In ruil voor geld verlinkte hij vrienden en kennissen in het drugsmilieu, onder wie de verdachte. In een loods in Maastricht werd Kosterman in december 2012 urenlang gemarteld. Na zijn dood werd het lichaam in brand gestoken.
Tijdens de rechtszaak maandag werd duidelijk dat Alberto T. de moord heeft opgebiecht tegen een vriend. Vlak voor zijn dood waarschuwde Kosterman zijn vader dat hij vreesde voor zijn leven. Hij had zich in de loods verstopt.

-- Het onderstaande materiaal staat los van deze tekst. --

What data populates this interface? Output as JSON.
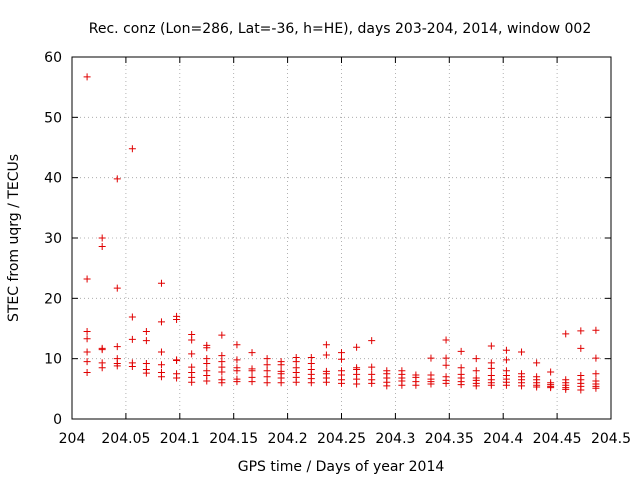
{
  "chart_data": {
    "type": "scatter",
    "title": "Rec. conz (Lon=286, Lat=-36, h=HE), days 203-204, 2014, window 002",
    "xlabel": "GPS time / Days of year 2014",
    "ylabel": "STEC from uqrg / TECUs",
    "xlim": [
      204,
      204.5
    ],
    "ylim": [
      0,
      60
    ],
    "xticks": [
      204,
      204.05,
      204.1,
      204.15,
      204.2,
      204.25,
      204.3,
      204.35,
      204.4,
      204.45,
      204.5
    ],
    "xtick_labels": [
      "204",
      "204.05",
      "204.1",
      "204.15",
      "204.2",
      "204.25",
      "204.3",
      "204.35",
      "204.4",
      "204.45",
      "204.5"
    ],
    "yticks": [
      0,
      10,
      20,
      30,
      40,
      50,
      60
    ],
    "ytick_labels": [
      "0",
      "10",
      "20",
      "30",
      "40",
      "50",
      "60"
    ],
    "grid": true,
    "marker": "+",
    "color": "#e00000",
    "groups": [
      {
        "x": 204.014,
        "y": [
          56.7,
          23.2,
          14.5,
          13.3,
          11.1,
          9.5,
          7.7
        ]
      },
      {
        "x": 204.028,
        "y": [
          30.0,
          28.6,
          11.7,
          11.5,
          9.3,
          8.5
        ]
      },
      {
        "x": 204.042,
        "y": [
          39.8,
          21.7,
          12.0,
          10.0,
          9.2,
          8.8
        ]
      },
      {
        "x": 204.056,
        "y": [
          44.8,
          16.9,
          13.2,
          9.3,
          8.7
        ]
      },
      {
        "x": 204.069,
        "y": [
          14.5,
          13.0,
          9.2,
          8.2,
          7.6
        ]
      },
      {
        "x": 204.083,
        "y": [
          22.5,
          16.1,
          11.1,
          9.0,
          7.7,
          7.0
        ]
      },
      {
        "x": 204.097,
        "y": [
          17.0,
          16.5,
          9.8,
          9.7,
          7.5,
          6.8
        ]
      },
      {
        "x": 204.111,
        "y": [
          14.0,
          13.1,
          10.8,
          8.6,
          7.7,
          6.9,
          6.1
        ]
      },
      {
        "x": 204.125,
        "y": [
          12.2,
          11.8,
          10.0,
          9.2,
          8.0,
          7.2,
          6.3
        ]
      },
      {
        "x": 204.139,
        "y": [
          13.9,
          10.5,
          9.5,
          8.6,
          7.8,
          6.5,
          6.0
        ]
      },
      {
        "x": 204.153,
        "y": [
          12.3,
          9.8,
          8.5,
          8.0,
          6.6,
          6.2
        ]
      },
      {
        "x": 204.167,
        "y": [
          11.0,
          8.3,
          8.0,
          6.9,
          6.2
        ]
      },
      {
        "x": 204.181,
        "y": [
          10.0,
          9.0,
          8.0,
          7.0,
          6.0
        ]
      },
      {
        "x": 204.194,
        "y": [
          9.5,
          9.0,
          7.9,
          7.5,
          6.8,
          6.0
        ]
      },
      {
        "x": 204.208,
        "y": [
          10.2,
          9.5,
          8.5,
          7.7,
          6.9,
          6.1
        ]
      },
      {
        "x": 204.222,
        "y": [
          10.2,
          9.2,
          8.2,
          7.4,
          6.7,
          6.0
        ]
      },
      {
        "x": 204.236,
        "y": [
          12.3,
          10.6,
          7.9,
          7.5,
          6.8,
          6.1
        ]
      },
      {
        "x": 204.25,
        "y": [
          11.0,
          9.9,
          8.0,
          7.3,
          6.5,
          5.9
        ]
      },
      {
        "x": 204.264,
        "y": [
          11.9,
          8.5,
          8.2,
          7.4,
          6.6,
          5.8
        ]
      },
      {
        "x": 204.278,
        "y": [
          13.0,
          8.6,
          7.4,
          6.5,
          5.9
        ]
      },
      {
        "x": 204.292,
        "y": [
          8.0,
          7.5,
          6.8,
          6.1,
          5.5
        ]
      },
      {
        "x": 204.306,
        "y": [
          8.0,
          7.4,
          6.8,
          6.3,
          5.6
        ]
      },
      {
        "x": 204.319,
        "y": [
          7.3,
          6.9,
          6.2,
          5.6
        ]
      },
      {
        "x": 204.333,
        "y": [
          10.1,
          7.3,
          6.6,
          6.2,
          5.8
        ]
      },
      {
        "x": 204.347,
        "y": [
          13.1,
          10.1,
          8.9,
          7.0,
          6.4,
          5.9
        ]
      },
      {
        "x": 204.361,
        "y": [
          11.2,
          8.5,
          7.4,
          6.8,
          6.2,
          5.7
        ]
      },
      {
        "x": 204.375,
        "y": [
          10.0,
          8.0,
          6.8,
          6.4,
          5.9,
          5.5
        ]
      },
      {
        "x": 204.389,
        "y": [
          12.1,
          9.3,
          8.4,
          7.2,
          6.5,
          6.0,
          5.6
        ]
      },
      {
        "x": 204.403,
        "y": [
          11.4,
          9.8,
          8.0,
          7.2,
          6.6,
          6.1,
          5.6
        ]
      },
      {
        "x": 204.417,
        "y": [
          11.1,
          7.5,
          7.0,
          6.5,
          6.0,
          5.5
        ]
      },
      {
        "x": 204.431,
        "y": [
          9.3,
          7.0,
          6.5,
          6.0,
          5.6,
          5.3
        ]
      },
      {
        "x": 204.444,
        "y": [
          7.8,
          6.0,
          5.7,
          5.4,
          5.2
        ]
      },
      {
        "x": 204.458,
        "y": [
          14.1,
          6.5,
          6.0,
          5.6,
          5.2,
          4.9
        ]
      },
      {
        "x": 204.472,
        "y": [
          14.6,
          11.7,
          7.2,
          6.5,
          5.9,
          5.4,
          4.8
        ]
      },
      {
        "x": 204.486,
        "y": [
          14.7,
          10.1,
          7.5,
          6.3,
          5.8,
          5.4,
          5.1
        ]
      }
    ]
  }
}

Volgens advocaat Arthur van der Biezen is T., die een bandenhandel wilde beginnen in de loods, onschuldig. In de buurt van de plaats delict zag een getuige twee personen sjouwen met een zwaar voorwerp, mogelijk het lichaam van Kosterman. T., net als het slachtoffer afkomstig uit Wijk bij Duurstede, vond het stoffelijk overschot en dumpte dat uit een raam. Hij verzweeg dit voor de politie, die hij niet vertrouwde. Hij verwijt de politie dat die Kosterman onvoldoende bescherming bood.
“Mijn cliënt heeft in zijn kennissenkring verteld dat er iets erg was gebeurd”, aldus Van der Biezen. “Hij vond Kosterman. Dat wordt door het Openbaar Ministerie als bewijs gebruikt.”
De advocaat vermoedt dat Kosterman elders is vermoord en daarna in de loods is neergelegd. Hij wijst op DNA-sporen die ter plekke zijn gevonden van een onbekend persoon. Refererend aan een andere soortgelijke zaak, concludeert hij: “Er is kennelijk te veel getunneld tijdens het onderzoek. Logischer zou het zijn geweest om de moord op een andere plek te plegen, die niet direct naar mijn cliënt zou wijzen. Zijn strafblad komt niet overeen met dat van een gewetenloze crimineel.”